Was ist eigentlich aus Fukushima geworden?

Fukushima Pazifik

Heute ist in der Zeit ein Interview mit dem Radioökologen Georg Steinhauser erschienen, welches behauptet die Lage in Fukushima sei „gut“ und unter Kontrolle. Es wird sogar von einer „bautechnischen Meisterleistung“ gesprochen. Ein erschreckend unkritischer Artikel, der den Leser beruhigen soll, tatsächlich aber eher das Gegenteil bewirkt. Vor allem wenn man beispielsweise einen Bericht des Guardian vom Februar 2017 liest, nachdem die Strahlenwerte von Reaktor 2 ein neues Hoch von 530 Sievert pro Stunde erreicht haben.

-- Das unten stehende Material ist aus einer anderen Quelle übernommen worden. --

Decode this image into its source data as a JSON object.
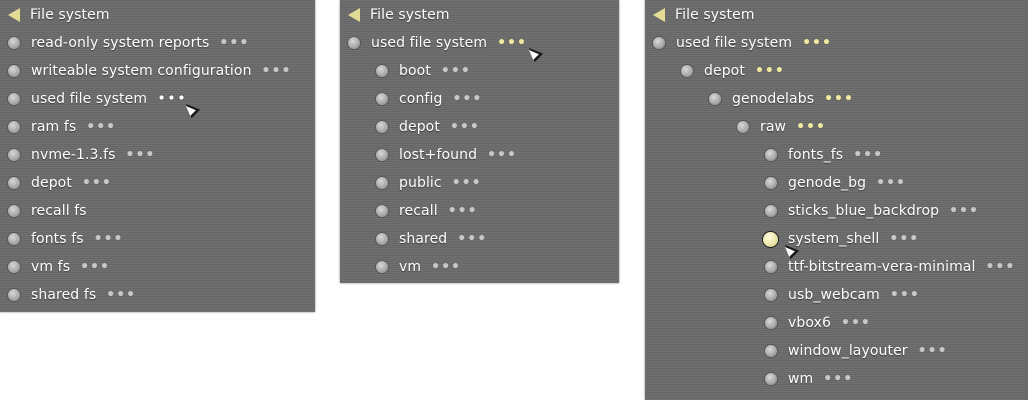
{
  "panel1": {
    "title": "File system",
    "items": [
      {
        "label": "read-only system reports",
        "more": "•••"
      },
      {
        "label": "writeable system configuration",
        "more": "•••"
      },
      {
        "label": "used file system",
        "more": "•••"
      },
      {
        "label": "ram fs",
        "more": "•••"
      },
      {
        "label": "nvme-1.3.fs",
        "more": "•••"
      },
      {
        "label": "depot",
        "more": "•••"
      },
      {
        "label": "recall fs",
        "more": ""
      },
      {
        "label": "fonts fs",
        "more": "•••"
      },
      {
        "label": "vm fs",
        "more": "•••"
      },
      {
        "label": "shared fs",
        "more": "•••"
      }
    ]
  },
  "panel2": {
    "title": "File system",
    "parent": {
      "label": "used file system",
      "more": "•••"
    },
    "items": [
      {
        "label": "boot",
        "more": "•••"
      },
      {
        "label": "config",
        "more": "•••"
      },
      {
        "label": "depot",
        "more": "•••"
      },
      {
        "label": "lost+found",
        "more": "•••"
      },
      {
        "label": "public",
        "more": "•••"
      },
      {
        "label": "recall",
        "more": "•••"
      },
      {
        "label": "shared",
        "more": "•••"
      },
      {
        "label": "vm",
        "more": "•••"
      }
    ]
  },
  "panel3": {
    "title": "File system",
    "path": [
      {
        "label": "used file system",
        "more": "•••"
      },
      {
        "label": "depot",
        "more": "•••"
      },
      {
        "label": "genodelabs",
        "more": "•••"
      },
      {
        "label": "raw",
        "more": "•••"
      }
    ],
    "items": [
      {
        "label": "fonts_fs",
        "more": "•••"
      },
      {
        "label": "genode_bg",
        "more": "•••"
      },
      {
        "label": "sticks_blue_backdrop",
        "more": "•••"
      },
      {
        "label": "system_shell",
        "more": "•••"
      },
      {
        "label": "ttf-bitstream-vera-minimal",
        "more": "•••"
      },
      {
        "label": "usb_webcam",
        "more": "•••"
      },
      {
        "label": "vbox6",
        "more": "•••"
      },
      {
        "label": "window_layouter",
        "more": "•••"
      },
      {
        "label": "wm",
        "more": "•••"
      }
    ]
  },
  "colors": {
    "panel_bg": "#6b6b6b",
    "accent": "#e2dc95",
    "text": "#ffffff"
  }
}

Es ist ein undankbares Thema, wenn man die Arbeit der Schadensbegrenzer von Tepco huldigen soll. Zu groß ist die Katastrophe, zu unberechenbar die Langzeitfolgen. Der Artikel der Zeit erweckt nun gerade diesen Eindruck, er wirkt wie ein Euphemismus auf die Atomkraft. Schon die Berufsbezeichnung „Radioökologe“ wirkt in diesem Zusammenhang verharmlosend. Dies ist kein Einzelfall, so liest man öfter von scheinbar positiven Meldungen aus Fukushima:

Fukushima: Die Strahlung ist nicht das Schlimmste | ZEIT ONLINE

www.zeit.de › Wissen

28.02.2013 – Psychische Krankheiten gefährden sie mehr als Radioaktivität. … Fraglich ist, ob die Statistiken künftig überhaupt zusätzliche Krebsfälle …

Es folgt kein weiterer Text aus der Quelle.